Acid-Base Titration Questions~~ OnLe (1 Viewer)

[Xol_2]

This was found in Top Notes Chemistry, HSC Chemistry Reactions and Calculations, Acidic Earth Chemical Monitoring and Management, pg30, if anyone liked to know the source.

Question, now:
4.8g of anhydrous sodium carbonate was dissolved in water and made up to 200mL in a volumetric flask. 30.0mL of this solution was placed in a cleab conical flask and titrated with sulphuric acid. Calculate the concentration of acid if the 15.1mL were required to reach equivalence.

I've looked at the answer, which is 0.449 mol L^-1 but I'm fighting that it's approximately half of that amount.
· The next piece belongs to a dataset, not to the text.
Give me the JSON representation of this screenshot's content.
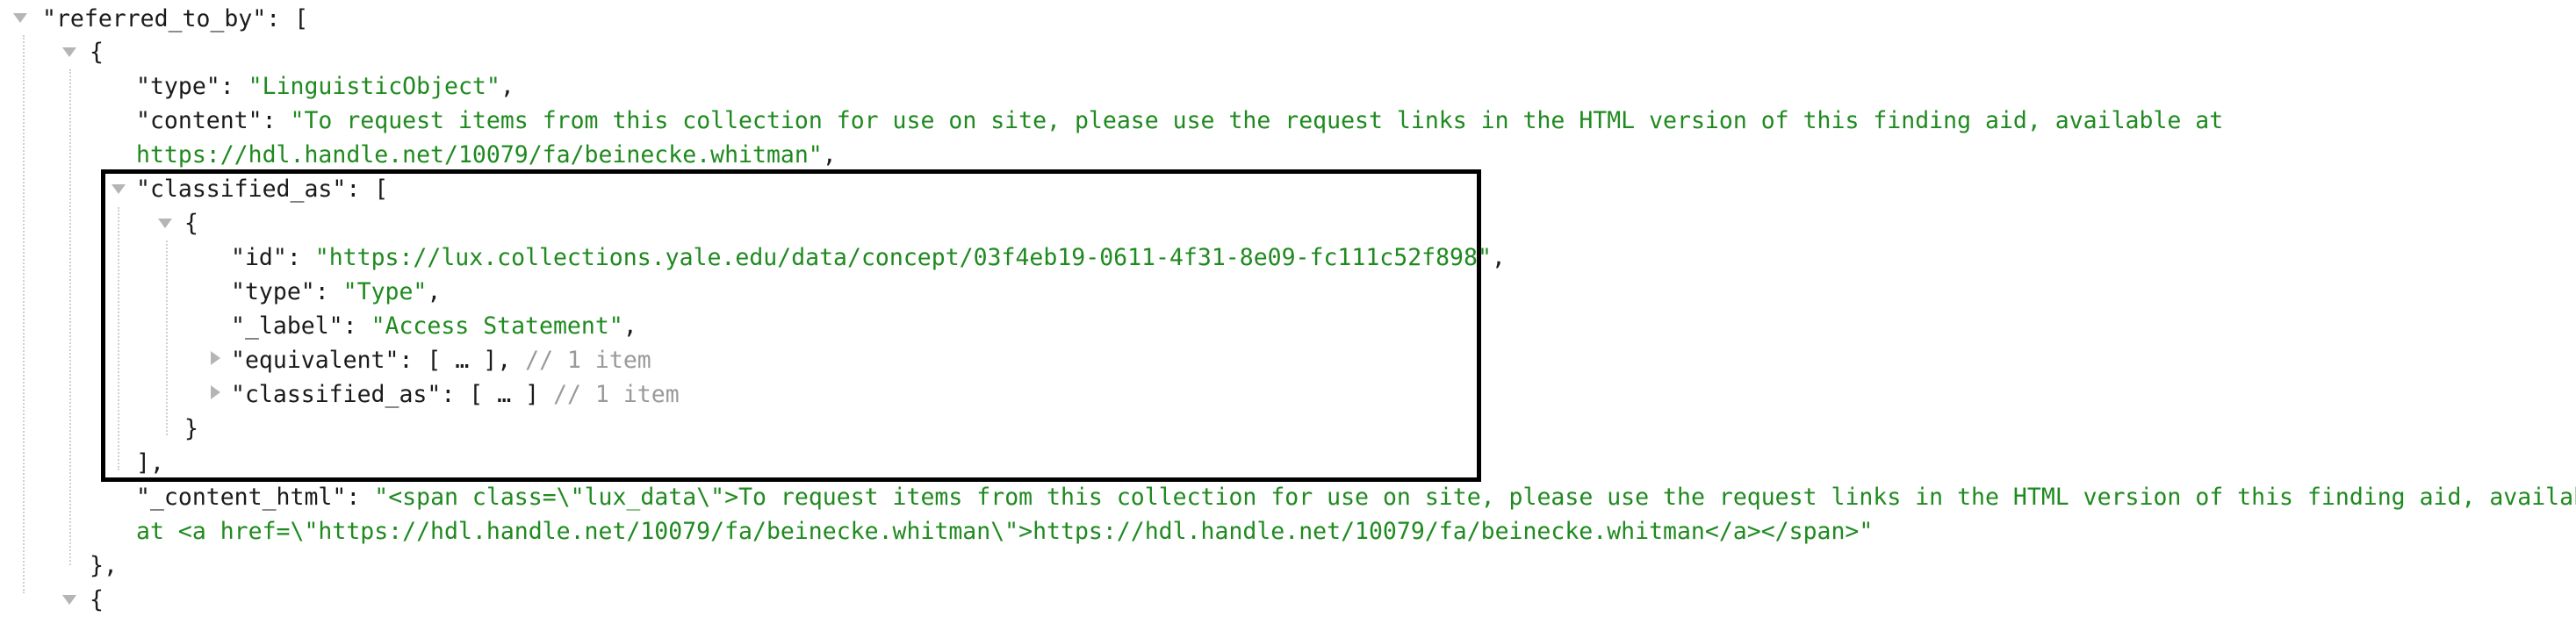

Because they forgot to multiply 2 mol of hydrogen ion in C1V1 = C2V2... Otherwise, I'm severely confused. (@_@)

 

[Menomaths]

The balanced equation is: Na₂CO₃+H₂SO₄ -> H₂CO₃+Na₂SO₄
Why do you have to multiply by 2?

 

[HeroicPandas]

The balanced equation is: Na₂CO₃+H₂SO₄ -> H₂CO₃+Na₂SO₄
Why do you have to multiply by 2?

Please check ur chemical equation

 

[Menomaths]

Lol break that up into H₂O + CO₂ My bad

Na₂CO₃+H₂SO₄ -> H₂O+CO₂+Na₂SO₄

It's pretty hard typing with all these '_'s!

 

[HeroicPandas]

n(Na2SO4) = m/M = 0.045...mol

[Na2SO4] = n/v = 0.045.../0.2 = 0.226...M(in volumetric flask)

30ml of this 200ml solution is taken out, concentration remains constant,

[Na2SO4] = 0.226...M

Since acid and base in 1:1 mole ratio, u can use C1V1 = C2V2

i.e. [Na2SO4] . V(Na2SO4) = [H2SO4] . V(H2SO4)

Sub in appropriate values,

0.226... x 0.03 = 0.0151 x [H2SO4]

[H2SO4] = 0.449M = 0.045M(2 sig fig)